A la hora del descanso, mientras disfrutaba de las galletas que Samuel le había dado unas horas antes, seguía pensando en sus cosas.
Le preocupaba todavía que se enterasen de que había mentido —u ocultado la verdad— en la entrevista, y que ese detallito minúsculo le costase el puesto que tanto necesitaba y que, a decir verdad, le gustaba más de lo esperado. Sí, quizá solamente manipulase piezas, pero tenía compañeros durante el trabajo y el silencio no estaba presente nunca. Se sentía cómoda con los demás en la cadena de montaje que controlaban, y Samuel siempre se las ingeniaba para quedar cerca de ella y hacerla reír cuando la veía con el ánimo un poco bajo. Estaba cómoda, le gustaba, el tiempo pasaba rápido, tenía buen horario... No quería perder el empleo.
Por otro lado, durante el tiempo que estuvo sin trabajar, se le fueron acumulando las facturas y ahora estaba, como solía decir su madre, hasta el cuello. Estaba deseando cobrar para poder reorganizar un poco su vida, que falta hacía.
Cada vez que abría la nevera la veía más vacía, aunque llevaba con tres cosas dentro desde hacía más de mes y medio, pues compraba al día lo justo y necesario para mantenerse. Últimamente tenía mucha hambre, y aquellas galletas estaban riquísimas. Cerraba los ojos al comerlas, mostrando el deleite. Samuel la miraba fijamente, pero ella con los ojos cerrados no se daba ni cuenta. «Son unas simples galletas, pero parece que esté comiendo la mayor delicia del mundo», cavilaba el chico.
Observó sus labios inconscientemente. Tenía pequeñas migas en la comisura y se le estaba antojando dirigir sus dedos hasta allí para quitárselas. Sabía que no era correcto, así que se regañó a sí mismo por aquellos pensamientos y por mirarla de aquel modo. Ella seguía poniendo cara de gusto mientras masticaba, haciendo que algo en él se revolviese. Amanda abrió los ojos para coger el vaso de agua que tenía sobre la mesa y percibió la mirada de su acompañante sobre ella. Se sonrojó inmediatamente, sin siquiera saber el motivo. Él, avergonzado por haber sido pillado, se aclaró la garganta y desvió la mirada a su emparedado.
En otra mesa, un par de hombres miraban a Amanda desde hacía rato porque, realmente, su expresión mientras disfrutaba las galletas parecía haber causado estragos a su alrededor. Amanda era una muchacha guapa, con facciones sencillas pero llamativas, unos labios llenos pero no exagerados y unas pestañas tupidas que podían pasar por postizas cuando utilizaba maquillaje. Medía metro setenta y tres y llevaba una talla cuarenta de pantalón que le quedaba más que perfecta. Tenía un cuerpo con curvas marcadas, llamativo, pero ella se vestía muy simple y cómoda pues no le gustaba demasiado llamar la atención. Por eso, cuando sintió la mirada de aquellos tipos sobre ella, además de haber pillado a Samuel mirándola fijamente, se turbó.
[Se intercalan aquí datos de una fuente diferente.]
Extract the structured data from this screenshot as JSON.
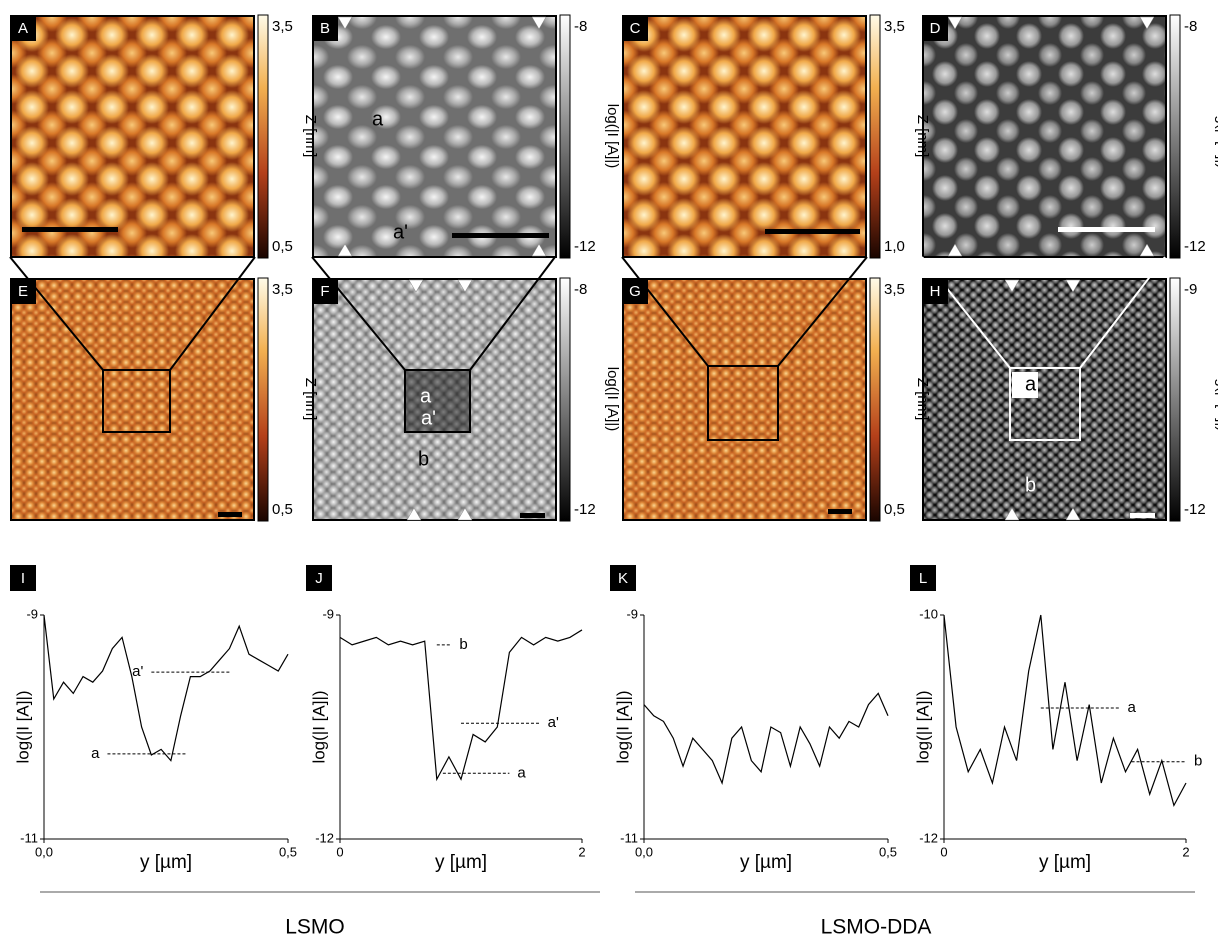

Recordó el incidente del jueves y comenzó a sentirse algo molesta, su expresión cambió y detuvo la mano sobre la mesa, junto al vaso, mientras sus pensamientos la asediaban sin descanso.
— ¿Estás bien? —Preguntó una vez más en aquel día el chico frente a ella.
Dio otro mordisco del sándwich mientras ella meditaba sobre la pregunta. Asintió desganada, él tragó y tomó la lata de refresco, dispuesto a beber.
— Samuel —lo llamó, él llenó su boca de soda sabor naranja mientras la miraba atento—, ¿parezco una puta?
Tal cual la última palabra fue formulada, él escupió la bebida sin poder controlarlo. Toda la mesa, la comida y la bebida sobre ésta, y el rostro y parte de la ropa de la mujer quedaron salpicados. Samuel, estupefacto, no sabía qué hacer. ¿Limpiarlo todo? ¿Correr y esconderse? ¿Disculparse? ¿Responder a su pregunta? Debía hacer todo, pero no tenía claro en qué orden.
Estaba profundamente avergonzado y apenado, tanto que era incapaz de hablar. Amanda restaba en silencio, con los ojos cerrados, los labios apretados y las manos en alto. Un leve temblor dominaba sus hombros, pero Samuel solamente podía buscar con desesperación papel absorbente para secar todo aquel desaguisado. Las mesas alrededor habían guardado silencio y todos observaban con asombro la escena.
El pobre muchacho moría de la vergüenza, sin saber que ella se sentía también avergonzada.
— A-amanda... Toma... —Le tendió un puñado de papel para que se limpiase.
Ella abrió los ojos y lo miró sin expresión, él tembló ante aquello sin dejar de limpiar la mesa. Era todo un desastre.